MEP Kati Piri juga mendukung pendekatan Jerman. Turki telah menarik kapal penelitiannya Oruç Reis dari Laut Mediterania dan mengadakan pembicaraan, meskipun sulit, dengan Yunani. Jerman ingin membujuk kedua belah pihak untuk mengajukan masalah ini ke Mahkamah Internasional. “Dalam situasi seperti ini, tidak jelas untuk mengumumkan sanksi sekarang. Kita tidak boleh membiarkan situasi ini semakin memburuk,” kata Piri. Peneliti Clingendael Van Heukelingen: ‘Sanksi hampir tidak pernah membuat suatu negara mengubah perilakunya.
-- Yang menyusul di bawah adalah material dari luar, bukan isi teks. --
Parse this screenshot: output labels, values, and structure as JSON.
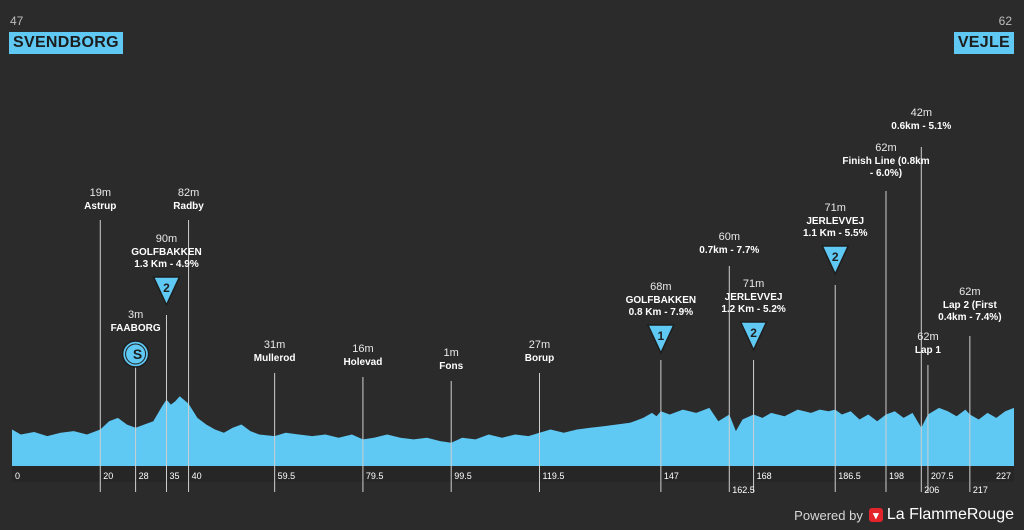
{
  "header": {
    "start": {
      "altitude": "47",
      "name": "SVENDBORG"
    },
    "finish": {
      "altitude": "62",
      "name": "VEJLE"
    }
  },
  "colors": {
    "profile": "#5fc8f3",
    "background": "#2b2b2b",
    "marker": "#5fc8f3"
  },
  "footer": {
    "powered": "Powered by",
    "brand": "La FlammeRouge",
    "brand_icon": "flag-icon"
  },
  "chart_data": {
    "type": "area",
    "xlim": [
      0,
      227
    ],
    "ylim": [
      0,
      200
    ],
    "profile": [
      [
        0,
        44
      ],
      [
        2,
        38
      ],
      [
        5,
        41
      ],
      [
        8,
        36
      ],
      [
        11,
        40
      ],
      [
        14,
        42
      ],
      [
        17,
        38
      ],
      [
        20,
        44
      ],
      [
        22,
        54
      ],
      [
        24,
        58
      ],
      [
        26,
        50
      ],
      [
        28,
        46
      ],
      [
        30,
        50
      ],
      [
        32,
        54
      ],
      [
        34,
        72
      ],
      [
        35,
        80
      ],
      [
        36,
        74
      ],
      [
        37,
        78
      ],
      [
        38,
        84
      ],
      [
        40,
        75
      ],
      [
        42,
        58
      ],
      [
        44,
        50
      ],
      [
        46,
        44
      ],
      [
        48,
        40
      ],
      [
        50,
        46
      ],
      [
        52,
        50
      ],
      [
        54,
        42
      ],
      [
        56,
        38
      ],
      [
        59.5,
        36
      ],
      [
        62,
        40
      ],
      [
        65,
        38
      ],
      [
        68,
        36
      ],
      [
        71,
        38
      ],
      [
        74,
        34
      ],
      [
        77,
        38
      ],
      [
        79.5,
        32
      ],
      [
        82,
        34
      ],
      [
        85,
        38
      ],
      [
        88,
        34
      ],
      [
        91,
        32
      ],
      [
        94,
        34
      ],
      [
        97,
        30
      ],
      [
        99.5,
        28
      ],
      [
        102,
        34
      ],
      [
        105,
        32
      ],
      [
        108,
        38
      ],
      [
        111,
        34
      ],
      [
        114,
        38
      ],
      [
        117,
        36
      ],
      [
        119.5,
        40
      ],
      [
        122,
        44
      ],
      [
        125,
        40
      ],
      [
        128,
        44
      ],
      [
        131,
        46
      ],
      [
        134,
        48
      ],
      [
        137,
        50
      ],
      [
        140,
        52
      ],
      [
        143,
        58
      ],
      [
        145,
        64
      ],
      [
        146,
        60
      ],
      [
        147,
        66
      ],
      [
        149,
        62
      ],
      [
        152,
        68
      ],
      [
        155,
        64
      ],
      [
        158,
        70
      ],
      [
        160,
        54
      ],
      [
        162.5,
        62
      ],
      [
        164,
        42
      ],
      [
        165.5,
        56
      ],
      [
        168,
        62
      ],
      [
        170,
        58
      ],
      [
        172,
        64
      ],
      [
        175,
        60
      ],
      [
        178,
        68
      ],
      [
        181,
        64
      ],
      [
        183,
        68
      ],
      [
        185,
        66
      ],
      [
        186.5,
        68
      ],
      [
        188,
        62
      ],
      [
        190,
        66
      ],
      [
        192,
        56
      ],
      [
        194,
        62
      ],
      [
        196,
        54
      ],
      [
        198,
        62
      ],
      [
        200,
        66
      ],
      [
        202,
        58
      ],
      [
        204,
        64
      ],
      [
        206,
        46
      ],
      [
        207.5,
        62
      ],
      [
        210,
        70
      ],
      [
        212,
        66
      ],
      [
        214,
        60
      ],
      [
        216,
        68
      ],
      [
        217,
        62
      ],
      [
        219,
        56
      ],
      [
        221,
        64
      ],
      [
        223,
        58
      ],
      [
        225,
        66
      ],
      [
        227,
        70
      ]
    ],
    "x_ticks": [
      {
        "x": 0,
        "label": "0",
        "row": 0
      },
      {
        "x": 20,
        "label": "20",
        "row": 0
      },
      {
        "x": 28,
        "label": "28",
        "row": 0
      },
      {
        "x": 35,
        "label": "35",
        "row": 0
      },
      {
        "x": 40,
        "label": "40",
        "row": 0
      },
      {
        "x": 59.5,
        "label": "59.5",
        "row": 0
      },
      {
        "x": 79.5,
        "label": "79.5",
        "row": 0
      },
      {
        "x": 99.5,
        "label": "99.5",
        "row": 0
      },
      {
        "x": 119.5,
        "label": "119.5",
        "row": 0
      },
      {
        "x": 147,
        "label": "147",
        "row": 0
      },
      {
        "x": 162.5,
        "label": "162.5",
        "row": 1
      },
      {
        "x": 168,
        "label": "168",
        "row": 0
      },
      {
        "x": 186.5,
        "label": "186.5",
        "row": 0
      },
      {
        "x": 198,
        "label": "198",
        "row": 0
      },
      {
        "x": 206,
        "label": "206",
        "row": 1
      },
      {
        "x": 207.5,
        "label": "207.5",
        "row": 0
      },
      {
        "x": 217,
        "label": "217",
        "row": 1
      },
      {
        "x": 227,
        "label": "227",
        "row": 0
      }
    ],
    "points": [
      {
        "x": 20,
        "alt": "19m",
        "name": "Astrup",
        "marker": "none"
      },
      {
        "x": 28,
        "alt": "3m",
        "name": "FAABORG",
        "marker": "sprint"
      },
      {
        "x": 35,
        "alt": "90m",
        "name": "GOLFBAKKEN",
        "detail": "1.3 Km - 4.9%",
        "marker": "kom",
        "cat": "2"
      },
      {
        "x": 40,
        "alt": "82m",
        "name": "Radby",
        "marker": "none"
      },
      {
        "x": 59.5,
        "alt": "31m",
        "name": "Mullerod",
        "marker": "none"
      },
      {
        "x": 79.5,
        "alt": "16m",
        "name": "Holevad",
        "marker": "none"
      },
      {
        "x": 99.5,
        "alt": "1m",
        "name": "Fons",
        "marker": "none"
      },
      {
        "x": 119.5,
        "alt": "27m",
        "name": "Borup",
        "marker": "none"
      },
      {
        "x": 147,
        "alt": "68m",
        "name": "GOLFBAKKEN",
        "detail": "0.8 Km - 7.9%",
        "marker": "kom",
        "cat": "1"
      },
      {
        "x": 162.5,
        "alt": "60m",
        "detail": "0.7km - 7.7%",
        "marker": "none"
      },
      {
        "x": 168,
        "alt": "71m",
        "name": "JERLEVVEJ",
        "detail": "1.2 Km - 5.2%",
        "marker": "kom",
        "cat": "2"
      },
      {
        "x": 186.5,
        "alt": "71m",
        "name": "JERLEVVEJ",
        "detail": "1.1 Km - 5.5%",
        "marker": "kom",
        "cat": "2"
      },
      {
        "x": 198,
        "alt": "62m",
        "name": "Finish Line (0.8km",
        "name2": "- 6.0%)",
        "marker": "none"
      },
      {
        "x": 206,
        "alt": "42m",
        "detail": "0.6km - 5.1%",
        "marker": "none"
      },
      {
        "x": 207.5,
        "alt": "62m",
        "name": "Lap 1",
        "marker": "none"
      },
      {
        "x": 217,
        "alt": "62m",
        "name": "Lap 2 (First",
        "name2": "0.4km - 7.4%)",
        "marker": "none"
      }
    ]
  }
}
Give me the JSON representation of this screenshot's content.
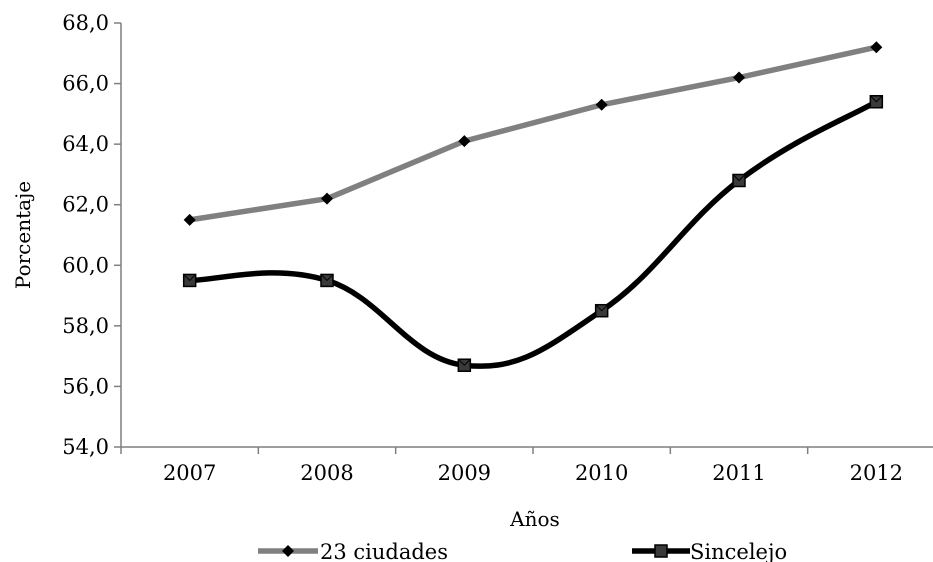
{
  "chart_data": {
    "type": "line",
    "title": "",
    "xlabel": "Años",
    "ylabel": "Porcentaje",
    "categories": [
      "2007",
      "2008",
      "2009",
      "2010",
      "2011",
      "2012"
    ],
    "ylim": [
      54.0,
      68.0
    ],
    "yticks": [
      "54,0",
      "56,0",
      "58,0",
      "60,0",
      "62,0",
      "64,0",
      "66,0",
      "68,0"
    ],
    "grid": false,
    "legend_position": "bottom",
    "series": [
      {
        "name": "23 ciudades",
        "values": [
          61.5,
          62.2,
          64.1,
          65.3,
          66.2,
          67.2
        ],
        "color": "#808080",
        "marker": "diamond",
        "smooth": false
      },
      {
        "name": "Sincelejo",
        "values": [
          59.5,
          59.5,
          56.7,
          58.5,
          62.8,
          65.4
        ],
        "color": "#000000",
        "marker": "square",
        "smooth": true
      }
    ]
  }
}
Faktanya, mereka sering kali memperburuk situasi.’

Namun tekanan apa yang dimiliki Eropa jika sanksi tidak efektif dan intervensi militer tidak menjadi pilihan? Seperti banyak ahli lainnya, Piri percaya bahwa UE dapat menggunakan kekuatan ekonominya yang besar untuk tujuan geopolitik. Akses yang lebih besar terhadap pasar tunggal yang besar dapat menjadi cara untuk menghargai perilaku yang baik. Erdogan mungkin seorang politisi yang berkuasa, namun ia tidak bisa terus mengabaikan perekonomiannya tanpa batas waktu. Piri: ‘Turki memiliki perekonomian terbuka. Eropa sejauh ini merupakan investor terbesar. Kita dapat menawarkan lebih banyak perdagangan sebagai imbalan atas reformasi. Hal ini belum pernah dilakukan sebelumnya.’